I like to keep an eye out for interesting trends in hedge fund 13F filings. These reports can be a great place to start when researching opportunities, but they only provide limited information, which is why I keep an eye out for investment trends.
A 13F does not provide any information on why a firm acquired a particular position. Still, a trend, like a series of acquisitions in a specific sector, may suggest that a manager believes the sector as a whole is undervalued.
According to the report, which details the equity holdings in the portfolio as of June 30, the hedge fund has around half a billion dollars invested in special purpose acquisition companies. Some of these were added to the portfolio in the second quarter, while others have been in the portfolio longer.
Position sizes range from just $190,000 to nearly $40 million. The firm also owns SPAC warrants, which are usually issued to the acquisition companies' initial backers as a bonus for providing funding and supporting the deal.
Owning the warrants can yield substantial returns if an acquisition is successfully completed and the value of the SPAC increases above its offer price.
Luckily, Loeb explained in his first-half letter to investors why he's so optimistic about the outlook for this sector.
Loeb on SPACs
Commenting on the then-recent announcement that the Securities and Exchange Commission would be treating SPACs in the same way it does traditional initial public offerings, Loeb wrote:
"The rationalization of the SPAC market plays to our strengths as investors who can underwrite assets, sponsors, and management teams who are compounding value through a cycle. Despite recent bumps, we think SPACs are here to stay; they give companies in earlier growth stages access to public markets and capital, and are expanding the market for listed companies, which had become smaller and more concentrated in recent years."
The hedge fund manager also said he believes the firm has an advantage as a SPAC investor because of its experience in venture capital and activist investing.
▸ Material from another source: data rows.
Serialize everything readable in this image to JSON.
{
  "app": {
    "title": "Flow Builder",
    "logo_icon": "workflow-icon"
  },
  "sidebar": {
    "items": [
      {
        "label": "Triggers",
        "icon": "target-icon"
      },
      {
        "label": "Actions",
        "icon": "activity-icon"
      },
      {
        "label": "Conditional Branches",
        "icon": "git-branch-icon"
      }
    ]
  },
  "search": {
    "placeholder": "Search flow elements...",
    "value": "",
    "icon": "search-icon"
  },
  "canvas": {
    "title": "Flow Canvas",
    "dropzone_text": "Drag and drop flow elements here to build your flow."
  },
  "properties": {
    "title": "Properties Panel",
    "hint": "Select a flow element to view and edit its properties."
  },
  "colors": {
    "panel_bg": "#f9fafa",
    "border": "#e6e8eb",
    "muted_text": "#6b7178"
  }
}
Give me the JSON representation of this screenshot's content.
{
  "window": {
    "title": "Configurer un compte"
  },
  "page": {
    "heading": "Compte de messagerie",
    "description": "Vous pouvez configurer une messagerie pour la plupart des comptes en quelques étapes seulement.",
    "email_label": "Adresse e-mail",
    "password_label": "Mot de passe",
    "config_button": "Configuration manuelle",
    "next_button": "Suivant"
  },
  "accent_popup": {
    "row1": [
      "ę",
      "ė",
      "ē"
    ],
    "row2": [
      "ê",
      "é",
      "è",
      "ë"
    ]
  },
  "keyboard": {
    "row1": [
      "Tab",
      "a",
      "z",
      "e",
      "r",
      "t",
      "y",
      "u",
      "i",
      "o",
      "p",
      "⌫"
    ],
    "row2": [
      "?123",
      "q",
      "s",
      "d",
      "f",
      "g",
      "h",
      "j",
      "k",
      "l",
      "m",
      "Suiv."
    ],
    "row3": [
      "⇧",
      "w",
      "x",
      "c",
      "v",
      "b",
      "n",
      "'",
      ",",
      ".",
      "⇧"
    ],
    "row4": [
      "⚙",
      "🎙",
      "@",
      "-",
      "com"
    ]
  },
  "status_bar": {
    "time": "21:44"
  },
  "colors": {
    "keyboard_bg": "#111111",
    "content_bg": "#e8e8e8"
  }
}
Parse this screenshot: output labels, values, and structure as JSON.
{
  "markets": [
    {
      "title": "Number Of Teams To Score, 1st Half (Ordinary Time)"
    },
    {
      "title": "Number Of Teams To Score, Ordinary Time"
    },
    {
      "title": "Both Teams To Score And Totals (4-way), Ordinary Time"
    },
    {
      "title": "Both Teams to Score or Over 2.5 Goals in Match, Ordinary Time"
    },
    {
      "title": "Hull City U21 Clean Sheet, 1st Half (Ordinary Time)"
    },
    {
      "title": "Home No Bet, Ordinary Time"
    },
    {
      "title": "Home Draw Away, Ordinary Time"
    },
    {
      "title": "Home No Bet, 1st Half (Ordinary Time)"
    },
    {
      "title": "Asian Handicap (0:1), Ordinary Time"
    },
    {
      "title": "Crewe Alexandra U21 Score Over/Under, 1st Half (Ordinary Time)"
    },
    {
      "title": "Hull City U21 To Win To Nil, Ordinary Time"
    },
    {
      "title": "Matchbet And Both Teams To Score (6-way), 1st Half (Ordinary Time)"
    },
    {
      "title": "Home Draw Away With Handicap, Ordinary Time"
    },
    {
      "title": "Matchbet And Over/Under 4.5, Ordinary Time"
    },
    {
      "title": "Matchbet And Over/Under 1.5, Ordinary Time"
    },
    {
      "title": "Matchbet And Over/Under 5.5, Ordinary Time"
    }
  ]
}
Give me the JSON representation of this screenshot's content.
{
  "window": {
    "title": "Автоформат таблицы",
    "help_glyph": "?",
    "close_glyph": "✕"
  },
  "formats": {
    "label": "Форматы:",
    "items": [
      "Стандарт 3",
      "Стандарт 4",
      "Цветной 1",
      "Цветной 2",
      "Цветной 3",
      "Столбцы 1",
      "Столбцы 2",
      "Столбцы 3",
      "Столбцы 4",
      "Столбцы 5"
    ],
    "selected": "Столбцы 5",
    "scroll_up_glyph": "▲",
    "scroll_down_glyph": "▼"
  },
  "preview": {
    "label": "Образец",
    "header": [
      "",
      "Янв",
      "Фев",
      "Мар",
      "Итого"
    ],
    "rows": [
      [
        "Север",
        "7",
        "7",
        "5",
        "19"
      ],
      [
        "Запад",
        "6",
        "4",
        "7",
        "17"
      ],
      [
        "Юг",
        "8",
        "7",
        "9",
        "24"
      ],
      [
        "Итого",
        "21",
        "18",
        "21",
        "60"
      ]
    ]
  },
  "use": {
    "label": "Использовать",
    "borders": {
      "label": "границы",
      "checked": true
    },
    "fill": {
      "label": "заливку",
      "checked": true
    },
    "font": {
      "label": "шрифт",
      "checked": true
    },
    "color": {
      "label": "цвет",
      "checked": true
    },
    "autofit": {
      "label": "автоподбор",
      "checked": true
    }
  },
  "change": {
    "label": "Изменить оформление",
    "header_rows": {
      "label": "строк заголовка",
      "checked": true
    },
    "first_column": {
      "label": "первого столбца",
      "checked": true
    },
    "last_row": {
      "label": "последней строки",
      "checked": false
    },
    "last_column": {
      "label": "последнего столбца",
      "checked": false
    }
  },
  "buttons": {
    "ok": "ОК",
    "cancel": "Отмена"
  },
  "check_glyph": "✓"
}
Loeb wrote:
"Many of our most profitable ideas over the past few quarters blurred the lines that previously delineated our investment strategies, particularly public versus private investing. Similarly, the 'activism' we have historically applied to public equity investments has brought valuable experience in being an engaged shareholder that has allowed us to add value in other strategies like venture capital, negotiated event-driven transactions, distressed credit workouts, and structured credit offerings."
Put simply, it seems Loeb believes he has an edge when it comes to sniffing out undervalued SPACs with optimistic prospects. Third Point has experience as a venture capital investor and a developed network of connections, which can help generate the best deals for the group.
In his first-quarter letter, Loeb went on to give two examples of companies that met his SPAC investment criteria, these were FinTech Acquisition Corp V (FTCV, Financial) (now eToro) and Paysafe (PSFE, Financial), which was its largest private investment in public equity investment at the time.
Both of these companies exhibited all the qualities Loeb and his team look for in a SPAC, which are "companies with leading positioning in their respective verticals, strong growth driven by industry tailwinds, and excellent management teams with the backing of experienced SPAC sponsors."
Considering the unique advantages available to Third Point, it has the potential to be a successful SPAC investor.
However, this strategy is unlikely to be suitable for all investors, especially private investors who do not have access to the same level of information. Buying a SPAC just because a hedge fund owns it without further research could result in disaster.